Cinéma : pourquoi nous allons bouffer de la 3D

Par Bix

Ce week-end, 2e tentative du cinéma en 3D, nouvel Eden auto-proclamé du 7e art, pour une immersion totale dans le film ; et pourquoi on va en bouffer encore longtemps.

crédit photo : daniel.he

La première tentative, comme pour une bonne quinzaine de millions de Français, c'était avec Avatar. Mon avis sur le film en lui-même ? Un divertissement sympa mais qui n'apporte strictement rien sur le fond puisqu'il se contente de transposer Pocahontas à 20 années-lumière de la Terre et se bride avec un cahier des charges tout-public étouffant 98 % de la créativité. Je pense avoir lu beaucoup mieux dans des séries B de science-fiction des années 40 et 50 et en ce qui concerne le thème de l'avatar biologique, Clifford D. Simak l'avait beaucoup mieux traité dans Demain les chiens[1]. Au niveau de la SF grand public, Matrix recyclait avec beaucoup plus de talent les thèmes classiques. Avec Avatar, on a de la SF des années 30 avec les moyens technologiques des années 2000 et la force de frappe commerciale mondialisée des années 2010. Le reste est sur la critique merdique du blog des films de merde. Du plaisir sur le coup donc, mais je doute qu'il en reste grand chose dans 3 ans, une fois que le marketing DVD sera passé[2].

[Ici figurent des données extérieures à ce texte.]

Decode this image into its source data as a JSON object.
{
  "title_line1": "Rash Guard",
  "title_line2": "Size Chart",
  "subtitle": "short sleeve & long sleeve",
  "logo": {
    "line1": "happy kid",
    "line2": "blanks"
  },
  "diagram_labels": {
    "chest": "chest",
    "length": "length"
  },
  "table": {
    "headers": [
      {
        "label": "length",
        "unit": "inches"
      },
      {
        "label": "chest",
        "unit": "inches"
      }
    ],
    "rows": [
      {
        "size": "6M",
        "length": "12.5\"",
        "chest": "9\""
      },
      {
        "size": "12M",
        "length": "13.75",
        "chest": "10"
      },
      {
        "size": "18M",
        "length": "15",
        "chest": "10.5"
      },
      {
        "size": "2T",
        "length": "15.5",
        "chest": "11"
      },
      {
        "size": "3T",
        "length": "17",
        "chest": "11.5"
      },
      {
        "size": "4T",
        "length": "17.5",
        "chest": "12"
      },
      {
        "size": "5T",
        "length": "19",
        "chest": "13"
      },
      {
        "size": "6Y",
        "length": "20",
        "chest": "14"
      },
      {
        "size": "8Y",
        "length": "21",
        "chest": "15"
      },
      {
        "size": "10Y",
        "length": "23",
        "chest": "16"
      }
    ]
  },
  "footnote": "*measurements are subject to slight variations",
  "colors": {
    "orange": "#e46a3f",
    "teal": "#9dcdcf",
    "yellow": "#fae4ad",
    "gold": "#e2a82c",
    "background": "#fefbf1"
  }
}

La 3D est décevante et fatigue les yeux

J'avais été un peu déçu par la 3D : les couleurs me paraissaient ternes par rapport aux bandes annonce visionnées sur Dailymotion, ternes par rapport à ce que j'apercevais quand je me reposais les yeux en retirant les lunettes pendant 30 secondes. Bien sûr c'était impressionnant, mais l'apport réel me semblait bien mince. Surtout que dans les scènes d'action, celles où justement la 3e dimension est censée apporter sa réelle plus-value, je ne parvenais pas à faire ma mise au point et voyais plein de trucs flous. Ça vous l'a fait aussi ? Rassurez-moi s'il vous plait...

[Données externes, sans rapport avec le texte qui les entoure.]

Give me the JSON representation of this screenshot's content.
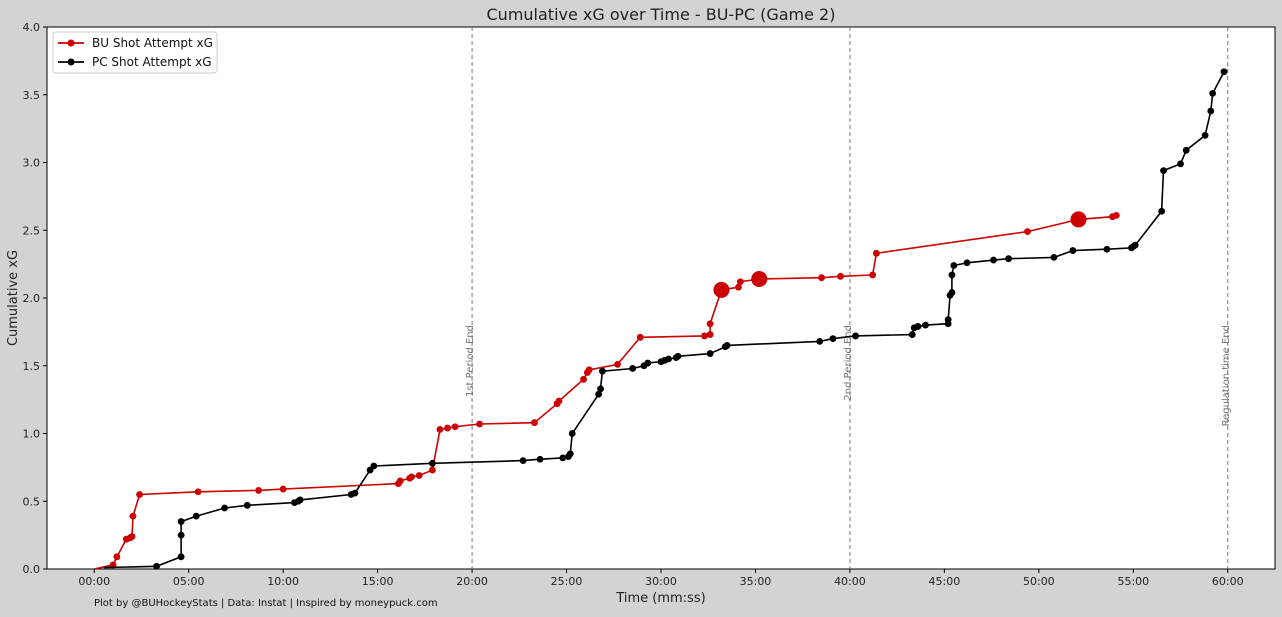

Ce week-end donc, Alice au pays des merveilles. Le film en lui-même m'a piteusement fait chier. J'avais l'impression de regarder un remake de l'Histoire sans fin en moins poétique, mélangé à un ersatz du Monde de Narnia. C'est dire. Hors de la 3D, j'ai l'impression que le numérique lisse vachement les effets visuels, faisant ressembler la Rome antique de Gladiator au Coruscant de la Menace fantôme, les scènes de foule d'Alice aux scènes de foule du Seigneur des anneaux (en moins bien forcément). Comme si la "patte" du réalisateur était diluée dans la technique inhérente et obligatoire pour obtenir de telles effets.

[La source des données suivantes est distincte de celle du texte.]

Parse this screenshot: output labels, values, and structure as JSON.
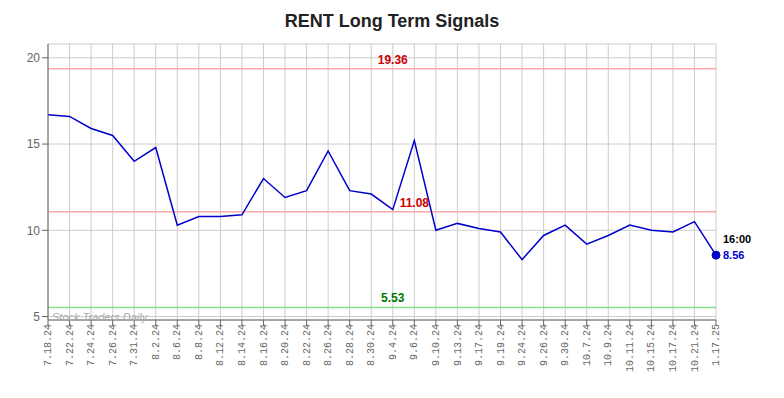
{
  "chart_data": {
    "type": "line",
    "title": "RENT Long Term Signals",
    "categories": [
      "7.18.24",
      "7.22.24",
      "7.24.24",
      "7.26.24",
      "7.31.24",
      "8.2.24",
      "8.6.24",
      "8.8.24",
      "8.12.24",
      "8.14.24",
      "8.16.24",
      "8.20.24",
      "8.22.24",
      "8.26.24",
      "8.28.24",
      "8.30.24",
      "9.4.24",
      "9.6.24",
      "9.10.24",
      "9.13.24",
      "9.17.24",
      "9.19.24",
      "9.24.24",
      "9.26.24",
      "9.30.24",
      "10.7.24",
      "10.9.24",
      "10.11.24",
      "10.15.24",
      "10.17.24",
      "10.21.24",
      "1.17.25"
    ],
    "values": [
      16.7,
      16.6,
      15.9,
      15.5,
      14.0,
      14.8,
      10.3,
      10.8,
      10.8,
      10.9,
      13.0,
      11.9,
      12.3,
      14.6,
      12.3,
      12.1,
      11.2,
      15.2,
      10.0,
      10.4,
      10.1,
      9.9,
      8.3,
      9.7,
      10.3,
      9.2,
      9.7,
      10.3,
      10.0,
      9.9,
      10.5,
      8.56
    ],
    "color": "#0000cc",
    "ylim": [
      4.8,
      20.8
    ],
    "yticks": [
      5,
      10,
      15,
      20
    ],
    "grid": true,
    "reference_lines": [
      {
        "value": 19.36,
        "label": "19.36",
        "color": "#ffaaaa",
        "label_color": "#cc0000",
        "label_at": "9.4.24"
      },
      {
        "value": 11.08,
        "label": "11.08",
        "color": "#ffaaaa",
        "label_color": "#cc0000",
        "label_at": "9.6.24"
      },
      {
        "value": 5.53,
        "label": "5.53",
        "color": "#88dd88",
        "label_color": "#007700",
        "label_at": "9.4.24"
      }
    ],
    "annotations": [
      {
        "text": "16:00",
        "x": "1.17.25",
        "y": 8.56,
        "color": "#000000"
      },
      {
        "text": "8.56",
        "x": "1.17.25",
        "y": 8.56,
        "color": "#0000cc"
      },
      {
        "text": "Stock Traders Daily",
        "color": "#aaaaaa"
      }
    ]
  }
}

Soyons clair : les grosses lunettes n'apportent strictement rien au film, à part l'assombrir considérablement. Les scènes de chute essaient bien d'ajouter des effets de surprise (piano dans le visage) ou les personnages lancent bien des soucoupes vers les spectateurs, mais je n'ai pas vu la salle prise de panique. On est plus au temps de l'entrée en gare de la Ciotat (personne n'a pensé à le coloriser et le mettre en 3D à propos ?) ! Paradoxalement, j'ai trouvé la 3e dimension plus utile et plus impressionnante pour les plans fixes avec profondeur de champ. Pour ceux qui ont vu le film : les plans au-dessus du kiosque, les dialogues du tout début ou la salle du trône de la Reine rouge. Un peu mince cependant pour justifier les 3 euros de plus alors que le ticket commence à dépasser les 10 euros dans de plus en plus de salles multiplexes.

Mais pourquoi va-t-on en bouffer ?

Dans sa tentative désespérée de lutter contre le piratage de ses films, l'industrie cinématographique pense probablement avoir trouvé le remède miracle. La 3e dimension ! Enfin, quelque chose vraiment impossible à reproduire dans son salon. Pas de bol, les écrans 3D débarqueront dans les salons à court terme (quelques années tout au plus). De toute façon, entre le coût prohibitif de la place et l'apport ridicule de cette technologie, je ne vois pas où serait le frein au streaming et P2P généralisés des catalogues Hollywood.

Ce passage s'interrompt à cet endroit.